The 1999 Honda Odyssey minivan is right thinking in motion. It is motorized virtue, a rolling ode to common sense.

Start with the seemingly simple — the horn. It is exactly where and what it is supposed to be. It’s smack dab in the middle of the steering wheel, and it’s not some itty-bitty patch of a thing. The entire center section of the steering wheel hub functions as the horn button — a big, fat, accessible button — making it easy to honk in an emergency.

It’s such a simple, obvious idea. Yet, few automakers seem to understand it, which is why many of them install horns in a variety of difficult-to-reach places, such as the bottoms of steering-wheel hubs or the ends of control stalks.

There is also the matter of seats. But, first, a primer on the whys and wherefores of minivans: They are multipurpose vehicles designed to move people and their stuff — lots of people and lots of stuff, albeit not all at the same time.

That means minivans must have versatile seats, which can be removed or easily made to disappear when more cargo space is needed. Conversely, it also means making seats readily available when more space is needed for passengers.

Some car companies, such as DaimlerChrysler and Ford, added rollers to the bottoms of seats to ease their removal from minivans. Problem is, once those seats are out, two people usually are needed to carry them to a storage area. That’s convenience with a penalty.

Honda has a better idea: It designed the third seat to fold down into the rear floor of the front-wheel-drive Odyssey — no rolling, no lifting, all convenience, no penalty.

That kind of right thinking is evident throughout the new Odyssey, which is now comparable in size to the Dodge Grand Caravan — about 200 inches long and slightly more than 68 inches high. The new Odyssey, of course, has dual sliding doors for ease of entry and exit, a feature that gets a dual power-sliding option in the tested Odyssey EX.
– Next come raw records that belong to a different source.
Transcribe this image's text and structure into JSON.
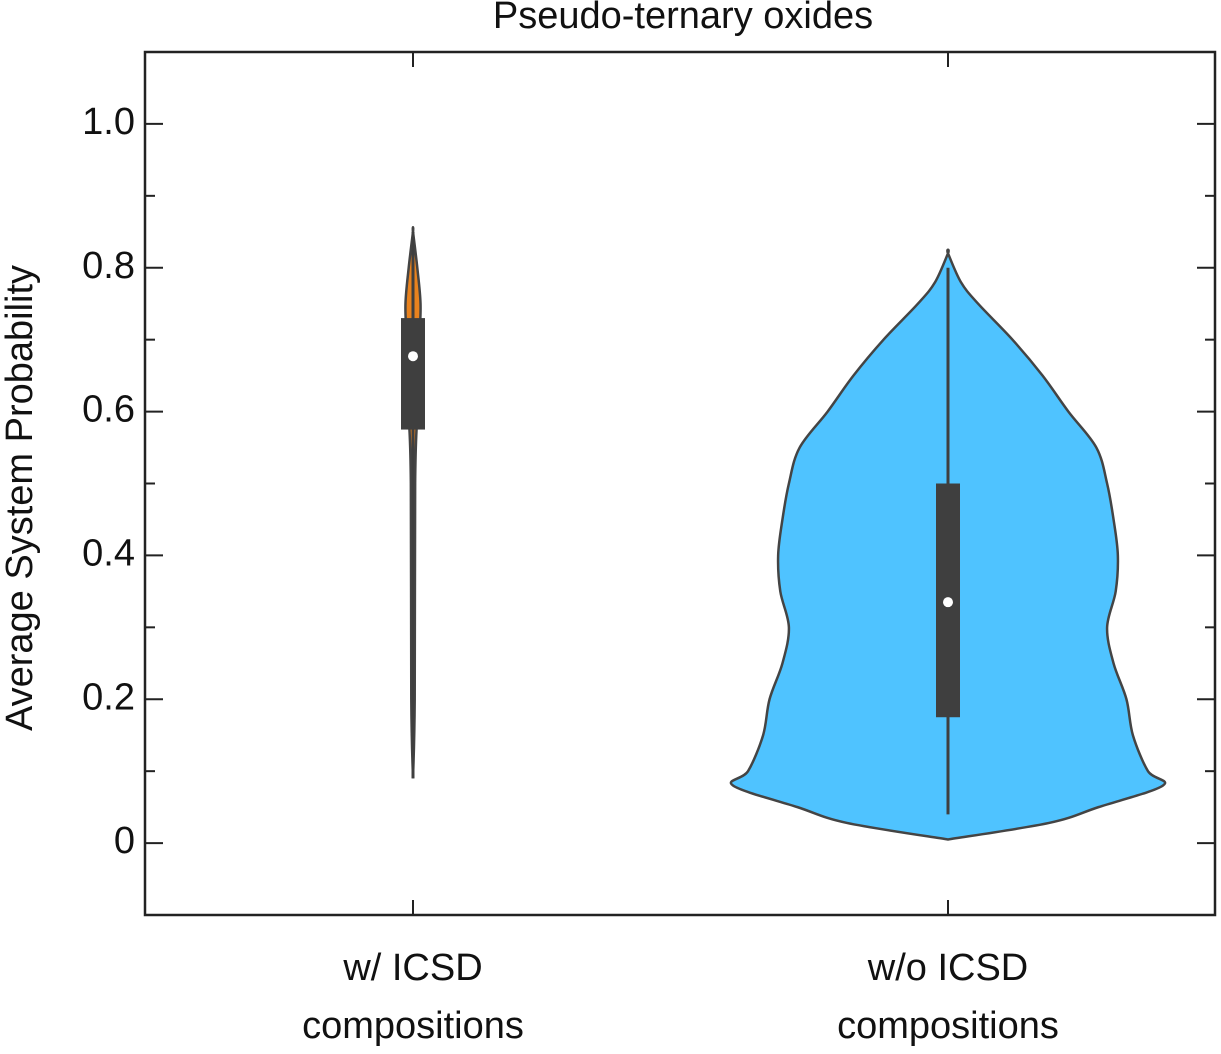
{
  "chart_data": {
    "type": "violin",
    "title": "Pseudo-ternary oxides",
    "y_label": "Average System Probability",
    "categories": [
      [
        "w/ ICSD",
        "compositions"
      ],
      [
        "w/o ICSD",
        "compositions"
      ]
    ],
    "ylim": [
      -0.1,
      1.1
    ],
    "yticks": [
      0,
      0.2,
      0.4,
      0.6,
      0.8,
      {
        "value": 1.0,
        "label": "1.0"
      }
    ],
    "yminor_ticks": [
      0.1,
      0.3,
      0.5,
      0.7,
      0.9
    ],
    "series": [
      {
        "color": "#e8821e",
        "whisker_low": 0.09,
        "q1": 0.575,
        "median": 0.677,
        "q3": 0.73,
        "whisker_high": 0.85,
        "density_y": [
          0.09,
          0.2,
          0.5,
          0.6,
          0.7,
          0.75,
          0.8,
          0.85
        ],
        "density": [
          0,
          0.008,
          0.01,
          0.02,
          0.03,
          0.035,
          0.02,
          0
        ]
      },
      {
        "color": "#4fc3ff",
        "whisker_low": 0.04,
        "q1": 0.175,
        "median": 0.335,
        "q3": 0.5,
        "whisker_high": 0.8,
        "density_y": [
          0.005,
          0.028,
          0.05,
          0.08,
          0.1,
          0.15,
          0.2,
          0.25,
          0.3,
          0.35,
          0.4,
          0.45,
          0.5,
          0.55,
          0.6,
          0.65,
          0.7,
          0.75,
          0.78,
          0.82
        ],
        "density": [
          0,
          0.47,
          0.7,
          1.0,
          0.93,
          0.86,
          0.83,
          0.77,
          0.74,
          0.78,
          0.79,
          0.77,
          0.74,
          0.69,
          0.56,
          0.44,
          0.3,
          0.14,
          0.06,
          0
        ]
      }
    ]
  }
}
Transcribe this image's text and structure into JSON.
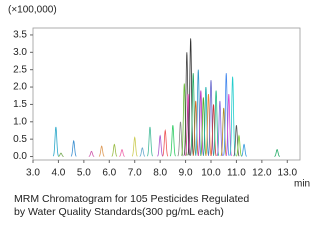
{
  "chart_data": {
    "type": "peaks",
    "y_unit": "(×100,000)",
    "x_unit": "min",
    "caption": [
      "MRM Chromatogram for 105 Pesticides Regulated",
      "by Water Quality Standards(300 pg/mL each)"
    ],
    "xlim": [
      3.0,
      13.5
    ],
    "ylim": [
      -0.1,
      3.7
    ],
    "xticks": [
      {
        "value": 3,
        "label": "3.0"
      },
      {
        "value": 4,
        "label": "4.0"
      },
      {
        "value": 5,
        "label": "5.0"
      },
      {
        "value": 6,
        "label": "6.0"
      },
      {
        "value": 7,
        "label": "7.0"
      },
      {
        "value": 8,
        "label": "8.0"
      },
      {
        "value": 9,
        "label": "9.0"
      },
      {
        "value": 10,
        "label": "10.0"
      },
      {
        "value": 11,
        "label": "11.0"
      },
      {
        "value": 12,
        "label": "12.0"
      },
      {
        "value": 13,
        "label": "13.0"
      }
    ],
    "yticks": [
      {
        "value": 0,
        "label": "0.0"
      },
      {
        "value": 0.5,
        "label": "0.5"
      },
      {
        "value": 1,
        "label": "1.0"
      },
      {
        "value": 1.5,
        "label": "1.5"
      },
      {
        "value": 2,
        "label": "2.0"
      },
      {
        "value": 2.5,
        "label": "2.5"
      },
      {
        "value": 3,
        "label": "3.0"
      },
      {
        "value": 3.5,
        "label": "3.5"
      }
    ],
    "x": [
      3.9,
      4.1,
      4.6,
      5.3,
      5.7,
      6.2,
      6.5,
      7.0,
      7.3,
      7.6,
      8.0,
      8.2,
      8.5,
      8.8,
      8.95,
      9.05,
      9.1,
      9.2,
      9.3,
      9.4,
      9.5,
      9.6,
      9.7,
      9.8,
      9.9,
      10.0,
      10.1,
      10.2,
      10.35,
      10.5,
      10.6,
      10.7,
      10.85,
      11.0,
      11.1,
      11.3,
      12.6
    ],
    "values": [
      0.85,
      0.1,
      0.45,
      0.15,
      0.3,
      0.35,
      0.2,
      0.55,
      0.25,
      0.85,
      0.6,
      0.75,
      0.9,
      1.0,
      2.1,
      3.0,
      1.8,
      3.4,
      2.4,
      1.6,
      2.5,
      1.9,
      1.7,
      2.0,
      1.8,
      2.2,
      1.5,
      1.9,
      1.6,
      1.4,
      2.4,
      1.8,
      2.3,
      0.9,
      0.6,
      0.35,
      0.2
    ],
    "colors": [
      "#2aa7c9",
      "#7a5",
      "#3a8fd0",
      "#c5a",
      "#d95",
      "#9b4",
      "#e6a",
      "#cc5",
      "#6ac",
      "#4b9",
      "#a5c",
      "#e55",
      "#3c6",
      "#888",
      "#6b3",
      "#444",
      "#d3a",
      "#333",
      "#2a6",
      "#c62",
      "#39c",
      "#b3b",
      "#5a2",
      "#1aa",
      "#e83",
      "#66c",
      "#c33",
      "#2b8",
      "#86d",
      "#a82",
      "#48e",
      "#d4c",
      "#2cc",
      "#555",
      "#7c3",
      "#39d",
      "#2a6"
    ]
  }
}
Other features include multiple storage compartments; a retractable center tray table replete with beverage holders; an electronically controlled, four-speed automatic transmission; standard anti-lock brakes; and standard traction control (on the EX version).

Driving the new Odyssey is a pleasant enough experience, largely thanks to its 3.5-liter, 24-valve VTEC (Variable Valve Timing/lift Electronic Control) V-6 engine, designed to produce 210 horsepower at 5,200 rpm. Maximum torque is 229 pound-feet at 4,300 rpm, with 90 percent of that torque available at 2,000 rpm. That’s lots of low-end power, which means you can tow 2,000 pounds with the new Odyssey without engine strain.

It’s funny. I was less than enthusiastic about driving the new Odyssey because of my disappointment with the old one, which was nothing more than a Honda Accord sedan with tall walls — not at all competitive with the likes of the Dodge Grand Caravan, Ford Windstar or Chevrolet Venture.

But with its new model, Honda has done m ore than correct its past failing. It has set a new standard, and has elevated common sense above gimcrackery in the process.

1999 Honda Odyssey Minivan

Complaints: That rattle, that rattle, emanating from somewhere in the back of the Odyssey EX, rising, it seemed, from the area beneath the fold-away third seat. Nothing serious. Just a tad disconcerting, considering the overall excellence of this minivan. Observers, none of whom was a certified mechanic, concluded that it was a seat-hinge problem.

Praise: An overall excellent — no, make that superior — interpretation of what a minivan should be. The new Odyssey is one of the most versatile, most useful minivans on the market.

Head-turning quotient: Looks like an ordinary minivan: tubular, sloped nose, wide butt. Let’s face it, nobody beats DaimlerChrysler in designing pretty minivans.

Safety: Superior. Has a lower center of gravity than most minivans. Remarkable structural quality (that little rattle notwith standing). Unitized body on large cross-section frame mated to seven underfloor cross members and a four-ring shell that includes roof supports. And there are three-point seat belts at all seating positions — highly unusual for a minivan.

Capacities: Seven passengers; 25.1 cubic feet of cargo space with rear seat up, 53.3 cubic feet with seat down; 20-gallon fuel tank, premium unleaded required.

Ride, handling and acceleration: Triple aces. No complaints. Standard brakes include vented front discs/rear drums with antilocks.

Mileage: About 24 miles per gallon, running mostly highway with one passenger and 250 pounds of cargo. Estimated range is 465 miles on usable volume of fuel.

Sound system: Six-speaker AM-FM stereo radio and CD player, installed by Honda. Very good.

Price: Honda Odyssey pricing at this writing is not firm. But the estimated base price will be about $23,000. Average price out the door will be about $26,000. Pricey. But this is a nice piece of work.

Purse-strings note: Compare with any minivan on the market. This one competes at the top of the class.